24 de abril 2001 - 00:00

Cesión de jugadores

Los reglamentos hay que respetarlos (es cierto), que si no se hace se deja sentado un mal precedente (también es cierto), sin embargo, no se dicen o se esconden otros elementos que juegan y fuerte en esta reglamentación que obliga a los clubes a entregar los jugadores para disputar las eliminatorias.

Habrá que comenzar por hacer énfasis en que Bielsa tiene las cartas que juegan en su favor cuando le pidió a Lazio que libere a Simeone, Verón, López y Crespo de jugar el partido del pasado domingo con el Vicenza, pero la entidad italiana tiene sus argumentos para hacerlo, porque no puede resignar su posibilidad de obtener un campeonato.

En esto de hacer justicia también se debe valorar que los clubes son los «dueños» de los jugadores, los que le pagan, los que invierten sumas astronómicas para contar con el aporte -por ejemplo-de esos jugadores convocados y que pertenecen a la Federación Italiana y no a la Asociación del Fútbol Argentino.

Tampoco se señala que esta definición de eliminatorias es bastante caprichosa. Los máximos dirigentes de los países sudamericanos se reúnen y deciden realizar un campeonato de «todos contra todos», simplemente porque tienen un beneficio económico que de otra manera no obtendrían.

Entonces surge la pregunta: ¿Qué culpa tiene Lazio si se borra con el codo lo que se escribe con la mano?
Este asunto comenzó así: primero, se jugaban las eliminatorias por grupos (con un país fuerte, uno mediano y progresivamente hacia abajo) para clasificar uno por zona y el de menor puntaje realizar un repechaje. Algo similar a lo que se hace en Europa. Mas, luego se convino que las fechas iban a coincidir con los partidos que se disputaran en los países del Viejo Continente.

Nada de esto ocurrió. En Europa se juegan las eliminatorias en un solo año, precisamente el que precede al de la disputa del Mundial como ocurre -por otra parte-esta misma temporada. En Sudamérica no.

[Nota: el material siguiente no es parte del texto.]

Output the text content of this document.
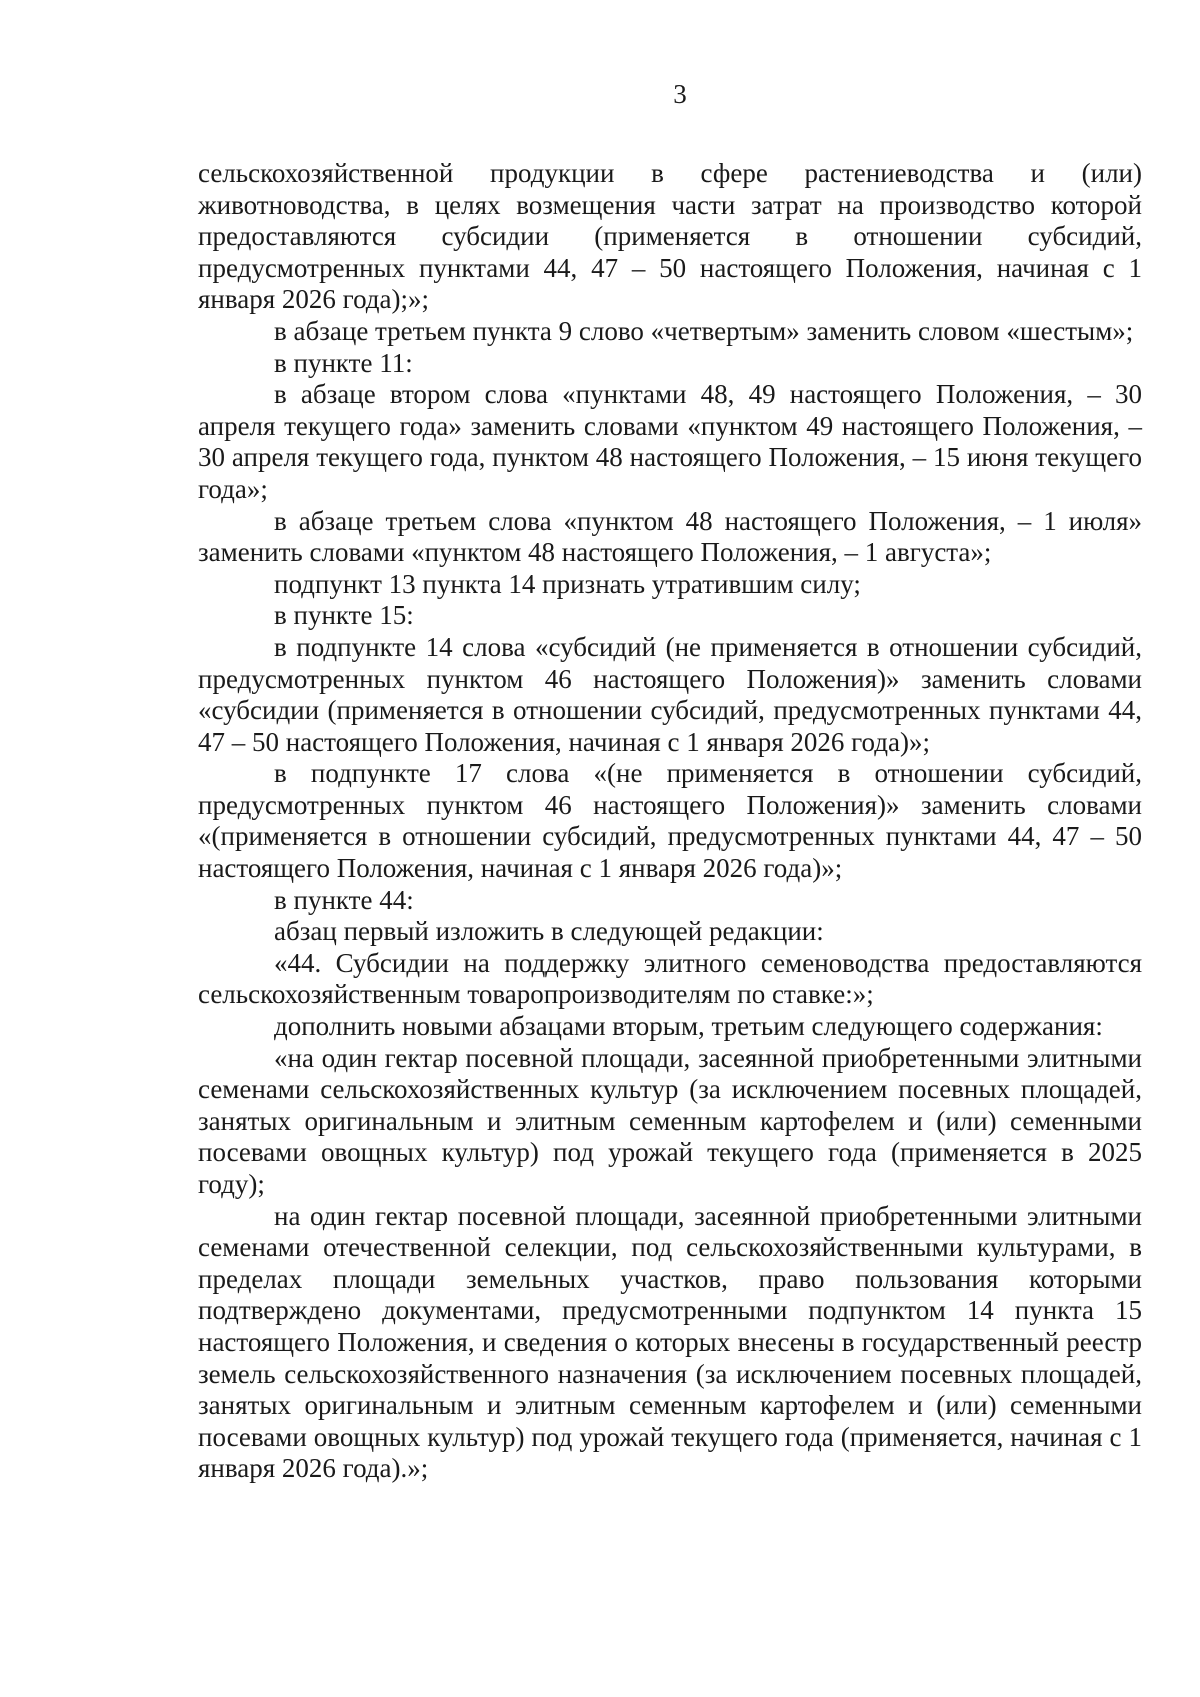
3

сельскохозяйственной продукции в сфере растениеводства и (или) животноводства, в целях возмещения части затрат на производство которой предоставляются субсидии (применяется в отношении субсидий, предусмотренных пунктами 44, 47 – 50 настоящего Положения, начиная с 1 января 2026 года);»;

в абзаце третьем пункта 9 слово «четвертым» заменить словом «шестым»;

в пункте 11:

в абзаце втором слова «пунктами 48, 49 настоящего Положения, – 30 апреля текущего года» заменить словами «пунктом 49 настоящего Положения, – 30 апреля текущего года, пунктом 48 настоящего Положения, – 15 июня текущего года»;

в абзаце третьем слова «пунктом 48 настоящего Положения, – 1 июля» заменить словами «пунктом 48 настоящего Положения, – 1 августа»;

подпункт 13 пункта 14 признать утратившим силу;

в пункте 15:

в подпункте 14 слова «субсидий (не применяется в отношении субсидий, предусмотренных пунктом 46 настоящего Положения)» заменить словами «субсидии (применяется в отношении субсидий, предусмотренных пунктами 44, 47 – 50 настоящего Положения, начиная с 1 января 2026 года)»;

в подпункте 17 слова «(не применяется в отношении субсидий, предусмотренных пунктом 46 настоящего Положения)» заменить словами «(применяется в отношении субсидий, предусмотренных пунктами 44, 47 – 50 настоящего Положения, начиная с 1 января 2026 года)»;

в пункте 44:

абзац первый изложить в следующей редакции:

«44. Субсидии на поддержку элитного семеноводства предоставляются сельскохозяйственным товаропроизводителям по ставке:»;

дополнить новыми абзацами вторым, третьим следующего содержания:

«на один гектар посевной площади, засеянной приобретенными элитными семенами сельскохозяйственных культур (за исключением посевных площадей, занятых оригинальным и элитным семенным картофелем и (или) семенными посевами овощных культур) под урожай текущего года (применяется в 2025 году);

на один гектар посевной площади, засеянной приобретенными элитными семенами отечественной селекции, под сельскохозяйственными культурами, в пределах площади земельных участков, право пользования которыми подтверждено документами, предусмотренными подпунктом 14 пункта 15 настоящего Положения, и сведения о которых внесены в государственный реестр земель сельскохозяйственного назначения (за исключением посевных площадей, занятых оригинальным и элитным семенным картофелем и (или) семенными посевами овощных культур) под урожай текущего года (применяется, начиная с 1 января 2026 года).»;
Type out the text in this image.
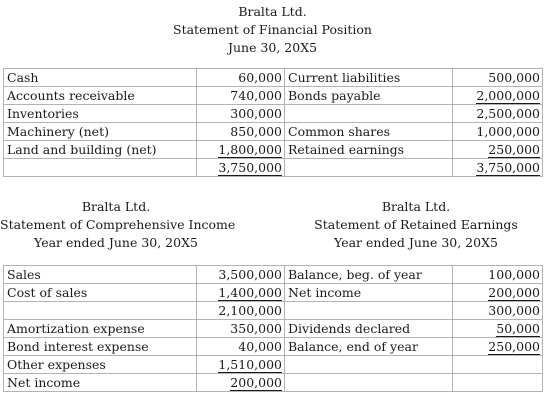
Bralta Ltd.
Statement of Financial Position
June 30, 20X5
Cash	60,000	Current liabilities	500,000
Accounts receivable	740,000	Bonds payable	2,000,000
Inventories	300,000		2,500,000
Machinery (net)	850,000	Common shares	1,000,000
Land and building (net)	1,800,000	Retained earnings	250,000
	3,750,000		3,750,000
Bralta Ltd.
Statement of Comprehensive Income
Year ended June 30, 20X5
Bralta Ltd.
Statement of Retained Earnings
Year ended June 30, 20X5
Sales	3,500,000	Balance, beg. of year	100,000
Cost of sales	1,400,000	Net income	200,000
	2,100,000		300,000
Amortization expense	350,000	Dividends declared	50,000
Bond interest expense	40,000	Balance, end of year	250,000
Other expenses	1,510,000		
Net income	200,000		
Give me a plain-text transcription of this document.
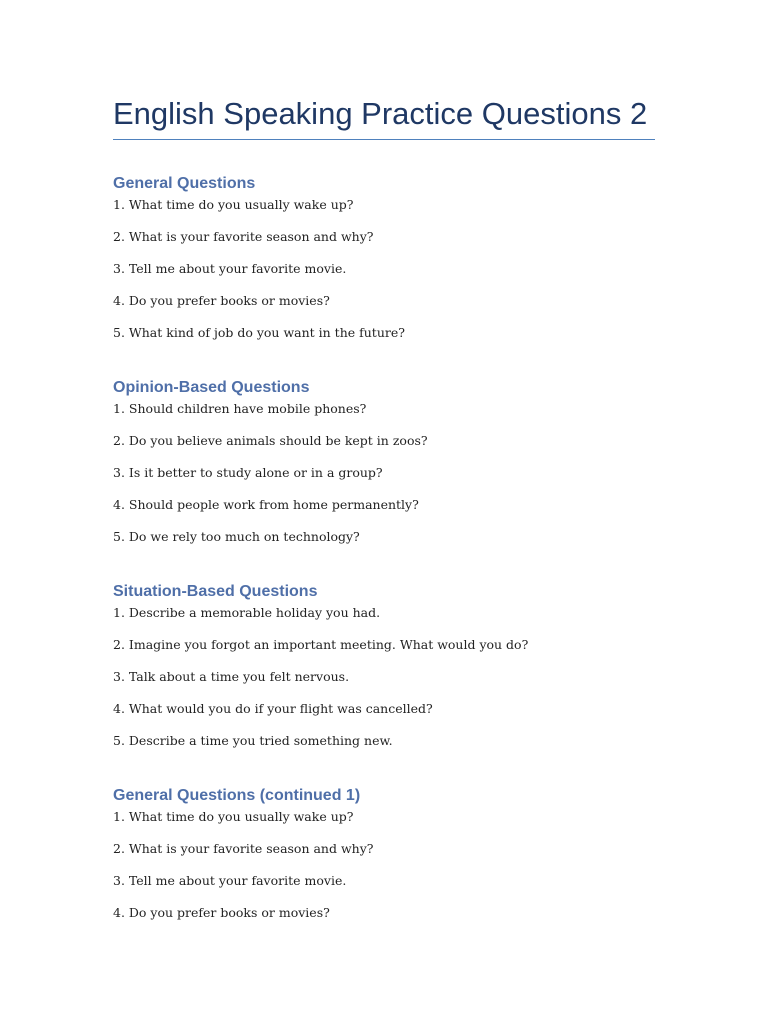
English Speaking Practice Questions 2
General Questions
1. What time do you usually wake up?
2. What is your favorite season and why?
3. Tell me about your favorite movie.
4. Do you prefer books or movies?
5. What kind of job do you want in the future?
Opinion-Based Questions
1. Should children have mobile phones?
2. Do you believe animals should be kept in zoos?
3. Is it better to study alone or in a group?
4. Should people work from home permanently?
5. Do we rely too much on technology?
Situation-Based Questions
1. Describe a memorable holiday you had.
2. Imagine you forgot an important meeting. What would you do?
3. Talk about a time you felt nervous.
4. What would you do if your flight was cancelled?
5. Describe a time you tried something new.
General Questions (continued 1)
1. What time do you usually wake up?
2. What is your favorite season and why?
3. Tell me about your favorite movie.
4. Do you prefer books or movies?
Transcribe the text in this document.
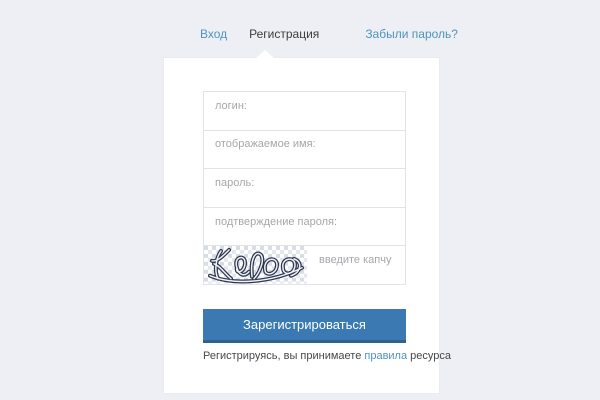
Вход Регистрация	Забыли пароль?
логин:
отображаемое имя:
введите капчу
Зарегистрироваться

Регистрируясь, вы принимаете правила ресурса
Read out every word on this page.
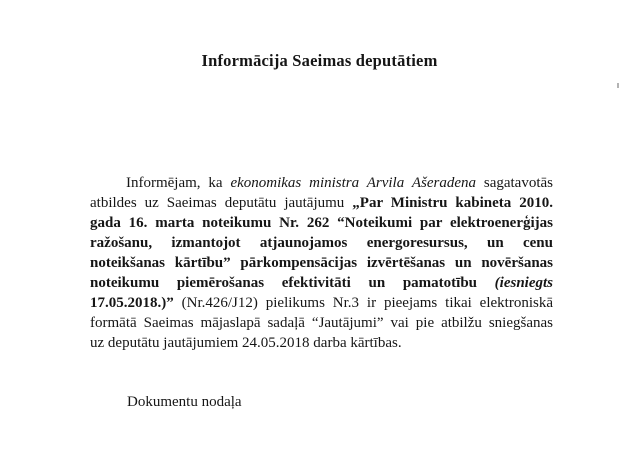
Informācija Saeimas deputātiem
Informējam, ka ekonomikas ministra Arvila Ašeradena sagatavotās
atbildes uz Saeimas deputātu jautājumu „Par Ministru kabineta 2010.
gada 16. marta noteikumu Nr. 262 “Noteikumi par elektroenerģijas
ražošanu, izmantojot atjaunojamos energoresursus, un cenu
noteikšanas kārtību” pārkompensācijas izvērtēšanas un novēršanas
noteikumu piemērošanas efektivitāti un pamatotību (iesniegts
17.05.2018.)” (Nr.426/J12) pielikums Nr.3 ir pieejams tikai elektroniskā
formātā Saeimas mājaslapā sadaļā “Jautājumi” vai pie atbilžu sniegšanas
uz deputātu jautājumiem 24.05.2018 darba kārtības.
Dokumentu nodaļa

Como se hizo antes del Mundial de Francia en esta parte del continente (América Central y Norte lo hacen en el formato «antiguo») se realizan en un torneo de 18 fechas (desde el 28 de marzo de 2000 hasta el 14 de noviembre de 2001).

Otra. Bielsa pide que algunas fechas se jueguen completas entre viernes y sábado. Le dijeron que sí. El domingo pasado se jugaron 5 partidos con un gran perjuicio para los clubes que tienen jugadores que militan en equipos paraguayos, uruguayos, colombianos y chilenos. Sólo se salvan los argentinos pues Bielsa espera hasta que terminen los partidos para saber «si no están rotos» y recién determinar.

El «Piojo» López y Crespo resolvieron hablar del asunto. Se sienten mal porque son «el jamón del sandwich». Si no habrá algún iluminado que le achaque que no tienen voluntad de vestir la camiseta nacional, si lo hacen tiene problemas en los clubes que militan que harán que llegue a sus oídos alguna frase indicando que «se olvidan de las obligaciones que tienen contraídas» con las entidades italianas o españolas.